GOP calls for reforming special aid program

Republican legislators are once again assailing the Local Finance Board and the way that body allocates state monies, after its members moved unanimously to provide the City of Newark with an additional $45 million of emergency aid last week.

"It is astounding that the state can find the money to allocate to a city that already receives more than its fair share of state aid while it squeezes rural municipalities to pay for its police coverage and slashes property tax relief," said Assemblywoman Alison Littell McHose in a statement, who represents Trenton mayor and part-time Hunterdon County resident Douglas H. Palmer in the Assembly.

The Special Municipal Aid program, under which several economically-distressed municipalities receive additional state aid each year, has been the repeated target of Republican attacks of late.

The GOP legislators claim the program, administered by the Local Finance Board in the Department of Community Affairs, operates in a rather unaccountable manner, without published criteria for selecting cities and without, until recently, a uniform application for municipalities seeking extra aid.

According to the office of Sen. Steve Oroho, R-24, the City of Newark received over $1 billion in state and municipal aid this year, and has received over $8 billion in aid over the last decade.

Sen. Oroho plans on introducing legislation to "impose oversight and accountability" in the program.

"This program has operated under the radar, without accountability, criteria, application standards or even an application form for far too long," said Sen. Oroho, in a statement. "The bill I will introduce in September and the proposed resolution, SR-61 will help to prevent these abuses in the future."

1 comment:

westwrdguy57 said...

Wow, that is amazing. $45 million..and that's only in additional aid. Maybe that's due to the fact that close to 27% of the people in Newark live below the poverty level. I bet though they have received more than their share of school assistance, which by the way has increased in NJ by 29% since just 2005. Newark is about the largets drain on the state budget and has been increasingly so since the late 1960's. And the population is falling off at that. There has been a decline of 57,000 residents since 1980. The pop. now is around 270,000.

Overall in NJ, expenditures continue to grow at alarming rates. For a little history, total state expenditures have grown from under $1 billion in the late 60's to about $34 billion today. In 1955the total amounted to about a $250 million dollars. That kinda money is like chump change today. I think I recall there was actually a surplus of fund once or twice in NJ.

I wonder how many mayors live in 2 different Assembly districts.

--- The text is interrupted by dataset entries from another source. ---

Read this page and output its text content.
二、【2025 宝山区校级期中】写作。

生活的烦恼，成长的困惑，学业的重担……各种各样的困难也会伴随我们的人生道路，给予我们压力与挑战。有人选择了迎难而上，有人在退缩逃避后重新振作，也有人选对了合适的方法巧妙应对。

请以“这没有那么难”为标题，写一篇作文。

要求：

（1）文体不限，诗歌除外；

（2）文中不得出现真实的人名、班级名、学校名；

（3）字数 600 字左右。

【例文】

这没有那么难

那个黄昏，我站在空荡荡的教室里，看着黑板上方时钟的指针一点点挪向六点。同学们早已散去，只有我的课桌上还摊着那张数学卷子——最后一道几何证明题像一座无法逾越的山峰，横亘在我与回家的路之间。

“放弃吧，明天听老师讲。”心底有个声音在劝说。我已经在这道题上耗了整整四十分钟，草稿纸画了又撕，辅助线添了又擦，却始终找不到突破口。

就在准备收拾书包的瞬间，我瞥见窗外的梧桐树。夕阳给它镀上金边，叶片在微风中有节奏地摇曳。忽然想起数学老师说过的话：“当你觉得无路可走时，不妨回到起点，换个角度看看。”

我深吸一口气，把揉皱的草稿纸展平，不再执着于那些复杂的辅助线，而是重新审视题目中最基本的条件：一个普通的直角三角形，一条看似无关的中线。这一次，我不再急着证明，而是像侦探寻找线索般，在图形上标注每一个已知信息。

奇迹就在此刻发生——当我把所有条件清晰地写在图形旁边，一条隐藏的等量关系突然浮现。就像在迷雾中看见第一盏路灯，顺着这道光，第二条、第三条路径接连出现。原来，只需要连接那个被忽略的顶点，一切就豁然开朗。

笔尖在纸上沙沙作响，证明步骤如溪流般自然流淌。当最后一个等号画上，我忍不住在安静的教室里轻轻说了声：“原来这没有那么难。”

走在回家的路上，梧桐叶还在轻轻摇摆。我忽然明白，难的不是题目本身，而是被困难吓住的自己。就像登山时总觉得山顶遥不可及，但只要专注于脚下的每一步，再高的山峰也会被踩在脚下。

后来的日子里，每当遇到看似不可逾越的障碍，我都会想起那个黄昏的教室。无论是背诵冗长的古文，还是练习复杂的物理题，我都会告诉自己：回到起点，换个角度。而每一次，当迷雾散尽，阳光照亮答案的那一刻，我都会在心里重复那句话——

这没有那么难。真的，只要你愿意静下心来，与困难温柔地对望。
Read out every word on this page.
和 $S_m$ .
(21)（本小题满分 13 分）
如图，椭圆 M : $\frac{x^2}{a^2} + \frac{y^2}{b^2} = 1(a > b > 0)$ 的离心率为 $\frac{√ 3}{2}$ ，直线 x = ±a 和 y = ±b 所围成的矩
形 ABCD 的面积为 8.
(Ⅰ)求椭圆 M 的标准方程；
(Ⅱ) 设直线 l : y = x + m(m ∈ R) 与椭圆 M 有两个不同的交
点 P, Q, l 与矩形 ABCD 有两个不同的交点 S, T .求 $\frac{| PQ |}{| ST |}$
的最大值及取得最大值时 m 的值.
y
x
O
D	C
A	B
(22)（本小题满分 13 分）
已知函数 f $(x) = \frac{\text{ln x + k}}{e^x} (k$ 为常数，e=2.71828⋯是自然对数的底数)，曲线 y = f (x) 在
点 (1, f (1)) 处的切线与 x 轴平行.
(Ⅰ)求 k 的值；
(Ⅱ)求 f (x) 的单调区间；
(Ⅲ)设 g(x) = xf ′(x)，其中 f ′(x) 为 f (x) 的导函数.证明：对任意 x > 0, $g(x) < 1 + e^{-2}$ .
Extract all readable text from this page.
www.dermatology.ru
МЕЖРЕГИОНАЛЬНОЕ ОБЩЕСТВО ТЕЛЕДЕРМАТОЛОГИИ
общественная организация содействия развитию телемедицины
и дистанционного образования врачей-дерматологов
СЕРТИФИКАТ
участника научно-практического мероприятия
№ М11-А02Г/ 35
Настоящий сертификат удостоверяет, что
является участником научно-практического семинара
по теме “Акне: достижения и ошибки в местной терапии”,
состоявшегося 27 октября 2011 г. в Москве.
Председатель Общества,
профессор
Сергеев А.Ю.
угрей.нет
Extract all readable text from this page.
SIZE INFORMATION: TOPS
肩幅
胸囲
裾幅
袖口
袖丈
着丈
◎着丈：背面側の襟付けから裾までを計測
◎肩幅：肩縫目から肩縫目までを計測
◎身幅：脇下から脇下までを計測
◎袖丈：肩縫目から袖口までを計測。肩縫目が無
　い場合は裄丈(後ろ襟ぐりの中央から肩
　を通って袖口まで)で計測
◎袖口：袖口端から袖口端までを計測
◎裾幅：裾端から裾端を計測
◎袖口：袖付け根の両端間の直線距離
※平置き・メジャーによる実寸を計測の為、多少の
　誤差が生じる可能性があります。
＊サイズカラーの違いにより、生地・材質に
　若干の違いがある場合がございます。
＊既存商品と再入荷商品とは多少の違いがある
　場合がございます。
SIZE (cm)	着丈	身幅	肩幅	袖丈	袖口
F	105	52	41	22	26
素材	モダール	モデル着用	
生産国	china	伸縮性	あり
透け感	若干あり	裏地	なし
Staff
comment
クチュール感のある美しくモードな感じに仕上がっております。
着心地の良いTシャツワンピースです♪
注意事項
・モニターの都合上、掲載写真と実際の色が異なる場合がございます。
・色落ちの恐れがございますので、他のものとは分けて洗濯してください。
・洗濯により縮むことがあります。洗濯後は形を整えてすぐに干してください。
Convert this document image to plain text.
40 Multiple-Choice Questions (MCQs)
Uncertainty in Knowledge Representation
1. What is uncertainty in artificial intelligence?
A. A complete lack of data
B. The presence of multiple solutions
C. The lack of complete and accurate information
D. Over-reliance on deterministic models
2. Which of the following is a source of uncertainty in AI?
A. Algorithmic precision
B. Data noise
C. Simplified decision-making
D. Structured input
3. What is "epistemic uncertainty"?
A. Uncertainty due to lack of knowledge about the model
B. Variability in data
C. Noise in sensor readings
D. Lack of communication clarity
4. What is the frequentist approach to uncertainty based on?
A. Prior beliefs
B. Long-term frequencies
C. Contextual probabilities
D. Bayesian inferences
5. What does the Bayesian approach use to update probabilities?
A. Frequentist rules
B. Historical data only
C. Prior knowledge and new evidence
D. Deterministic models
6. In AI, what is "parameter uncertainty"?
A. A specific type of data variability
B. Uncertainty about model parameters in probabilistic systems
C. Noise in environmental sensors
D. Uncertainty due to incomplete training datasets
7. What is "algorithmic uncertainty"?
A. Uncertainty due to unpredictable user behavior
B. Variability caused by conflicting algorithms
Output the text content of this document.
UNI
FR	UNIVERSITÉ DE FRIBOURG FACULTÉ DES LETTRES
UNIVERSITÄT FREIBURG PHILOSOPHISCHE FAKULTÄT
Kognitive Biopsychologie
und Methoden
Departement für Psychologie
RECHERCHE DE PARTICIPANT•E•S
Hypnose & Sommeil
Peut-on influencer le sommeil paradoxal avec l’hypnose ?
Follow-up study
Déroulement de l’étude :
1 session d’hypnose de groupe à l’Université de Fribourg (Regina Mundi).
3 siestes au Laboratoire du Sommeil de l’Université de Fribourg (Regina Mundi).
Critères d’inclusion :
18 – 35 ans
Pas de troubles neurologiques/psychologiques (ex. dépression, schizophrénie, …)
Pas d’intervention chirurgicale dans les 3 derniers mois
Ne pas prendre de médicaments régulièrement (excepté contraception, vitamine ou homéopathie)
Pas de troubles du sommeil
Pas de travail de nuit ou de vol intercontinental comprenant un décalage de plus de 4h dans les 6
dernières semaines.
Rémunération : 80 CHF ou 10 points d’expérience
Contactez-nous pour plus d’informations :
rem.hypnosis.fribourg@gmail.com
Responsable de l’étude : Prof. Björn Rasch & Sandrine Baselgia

For any mayor, I would think the best arrangement, at least if they cared for their constituents, would be everyone represented by the same legislators. The people around here may become a bit confused if Palmer claims our rep now in the Assembly is some Republican, named Allison Littell. Then he just may have to correct himself, you know, to make it look like he knows who she really is.

Despite Newark's many problems the crime rate is still lower than here in Tretnon. The FBI data there shows a fairly decent decline for each of past 8 years, while ours has not come close..only to Newark's former higher rates.